Les intérêts défensifs européens pris en compte, selon Bruxelles
Soulignant que les Etats membres avaient été régulièrement tenus informés des progrès réalisés dans les pourparlers avec le Maroc, qui viennent effectivement de se conclure, la Commission a répondu à la France que l’accord avec ce pays offrira de fortes perspectives d’exportation à l’ensemble des opérateurs de l’UE. Et qu’il tient compte aussi des intérêts défensifs européens.

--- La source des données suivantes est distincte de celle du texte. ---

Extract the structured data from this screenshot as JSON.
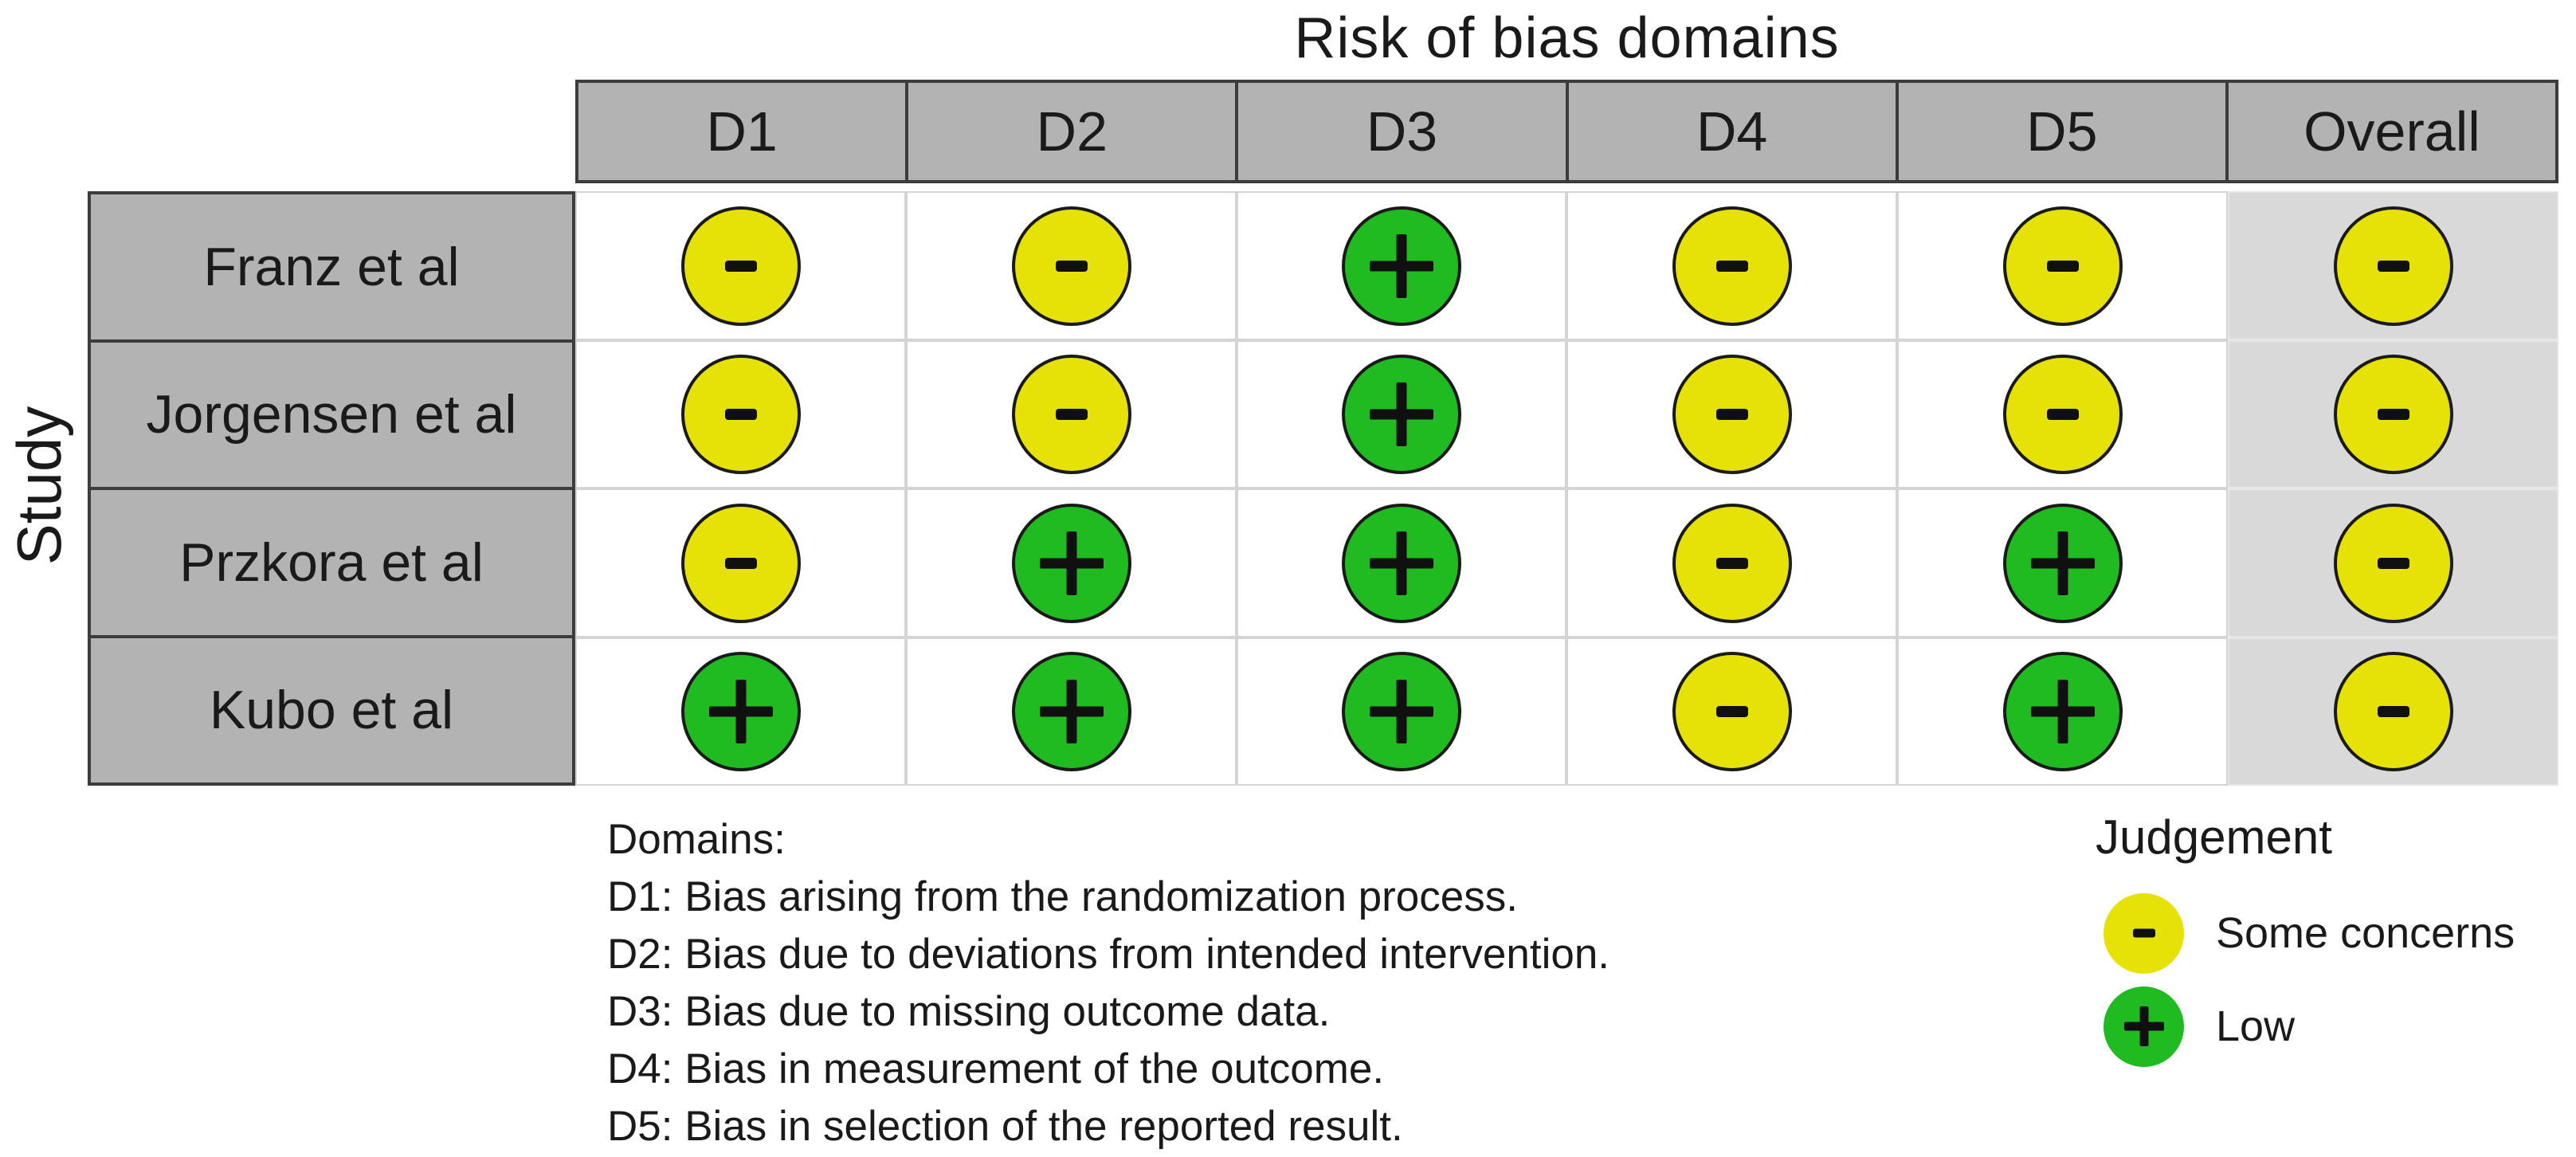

Elle a ainsi mis en évidence le maintien des prix d’entrée pour les produits sensibles, la clause de sauvegarde, les engagements du Maroc concernant le respect des normes internationales sanitaires et phytosanitaires et l’ouverture de négociations sur les indications géographiques, la libéralisation immédiate du marché de ce pays pour 45 % des importations de l’UE et pour 70 % dans dix ans, etc.

Paris réclame un mécanisme de sauvegarde
Lors de l’échanges de vues du Comité spécial agricole de l’UE (CSA) sur la question, la France a jugé positivement le fait de discuter également avec Rabat des indications géographiques et des questions sanitaires et phytosanitaires. Mais elle a aussi fait part de ses inquiétudes en ce qui concerne le traitement des produits sensibles, des fruits et légumes en particulier, faisant valoir que le système des prix d’entrée ne fonctionne pas correctement et dénonçant l’absence de clarté des statistiques et données commerciales.
Paris a demandé à la Commission d’entreprendre une analyse d’impact des quotas d’importation ouverts par les accords bilatéraux avec les pays tiers pour ces produits sensibles, d’assurer un contrôle serré et une surveillance de l’impact des importations en question et d’instaurer un mécanisme de sauvegarde permettant à l’UE de réagir si nécessaire. En résumé, de garantir une mise en œuvre adéquate du futur accord.

Neuf Etats membres soutiennent la France
La position française a été soutenue de façon générale par l’Espagne, l’Italie, Chypre, la Grèce, le Portugal, la Pologne, la Roumanie, la Hongrie et la Lettonie, du moins pour ce qui est de la nécessité de procéder à une analyse générale du fonctionnement du système des prix d’entrée et d’évaluer l’impact des quotas d’importation des produits sensibles sur le marché communautaire.
En revanche, le Royaume-Uni, l’Allemagne et le Danemark ont tenu à féliciter la Commission pour la conclusion de l’accord avec le Maroc dont, selon eux, le bénéfice global doit être apprécié dans un contexte plus général que l’agriculture.